2. The solar-cell piece according to claim 1, wherein each of the supporting structures at the front faces of the sub-cell-piece units comprises a fine-grid-line row, the fine-grid-line row comprises a plurality of fine grid lines that are closely arranged, a plurality of the fine-grid-line rows are provided in a same straight line, and a distance between ends of neighboring two of the fine-grid-line rows is equal to a width of the solder-strip containing slots.

3. The solar-cell piece according to claim 2, wherein each of the supporting structures at the back faces of the sub-cell-piece units comprises a fine-grid-line row, the fine-grid-line row comprises a plurality of fine grid lines that are closely arranged, a plurality of the fine-grid-line rows are provided in a same straight line, and a distance between ends of neighboring two of the fine-grid-line rows is equal to the width of the solder-strip containing slots.

4. The solar-cell piece according to claim 2, wherein the supporting structures at the back faces of the sub-cell-piece units comprise at least one thick grid line, a plurality of the thick grid lines are provided in a same straight line, and a distance between ends of neighboring two of the thick grid lines is equal to the width of the solder-strip containing slots.

5. The solar-cell piece according to claim 2, wherein a distance between an outmost fine grid line and an edge of the sub-cell-piece unit is 0.2-0.4 mm.

6. The solar-cell piece according to claim 5, wherein each of the fine-grid-line rows comprises 6-10 fine grid lines, and a distance between neighboring two of the fine grid lines is 70-100 μm.

7. The solar-cell piece according to claim 6, wherein a height of the fine grid lines is 15-20 μm.

8. The solar-cell piece according to claim 7, wherein a width of the fine grid lines is 15-20 μm.

9. The solar-cell piece according to claim 4, wherein a width of the thick grid lines is 300-350 μm.

10. A solar-cell assembly, wherein the solar-cell assembly comprises the solar-cell piece according to claim 1.

11. A solar-cell assembly, wherein the solar-cell assembly comprises the solar-cell piece according to claim 2.

12. A solar-cell assembly, wherein the solar-cell assembly comprises the solar-cell piece according to claim 3.

13. A solar-cell assembly, wherein the solar-cell assembly comprises the solar-cell piece according to claim 4.

14. A solar-cell assembly, wherein the solar-cell assembly comprises the solar-cell piece according to claim 5.

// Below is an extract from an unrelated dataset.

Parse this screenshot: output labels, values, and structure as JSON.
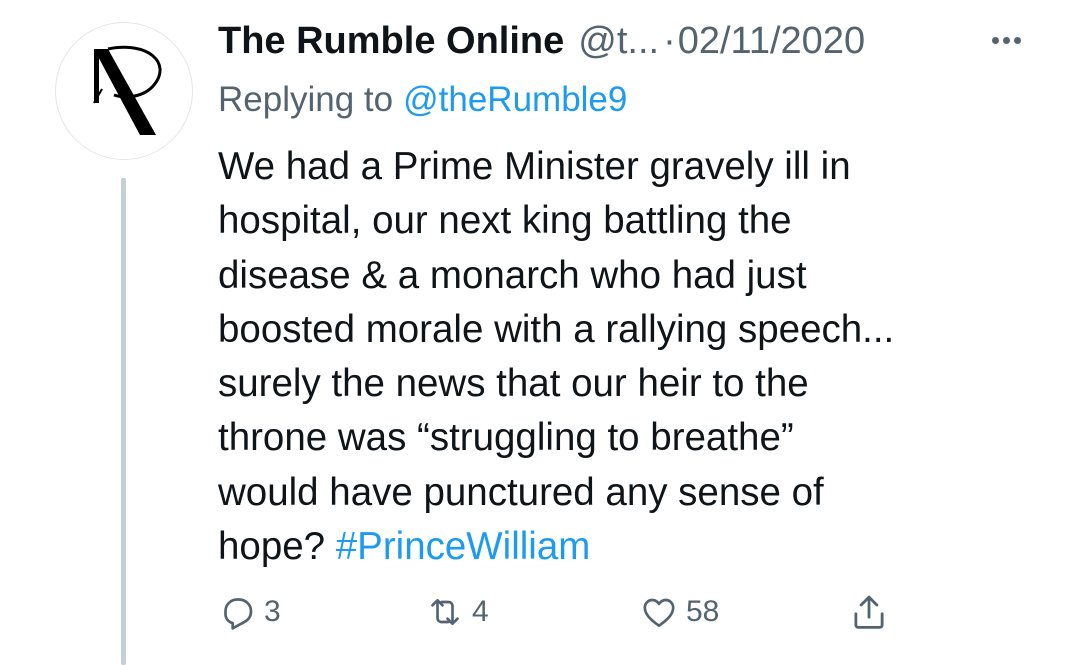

15. A solar-cell assembly, wherein the solar-cell assembly comprises the solar-cell piece according to claim 6.

16. A solar-cell assembly, wherein the solar-cell assembly comprises the solar-cell piece according to claim 7.

17. A solar-cell assembly, wherein the solar-cell assembly comprises the solar-cell piece according to claim 8.

18. A solar-cell assembly, wherein the solar-cell assembly comprises the solar-cell piece according to claim 9.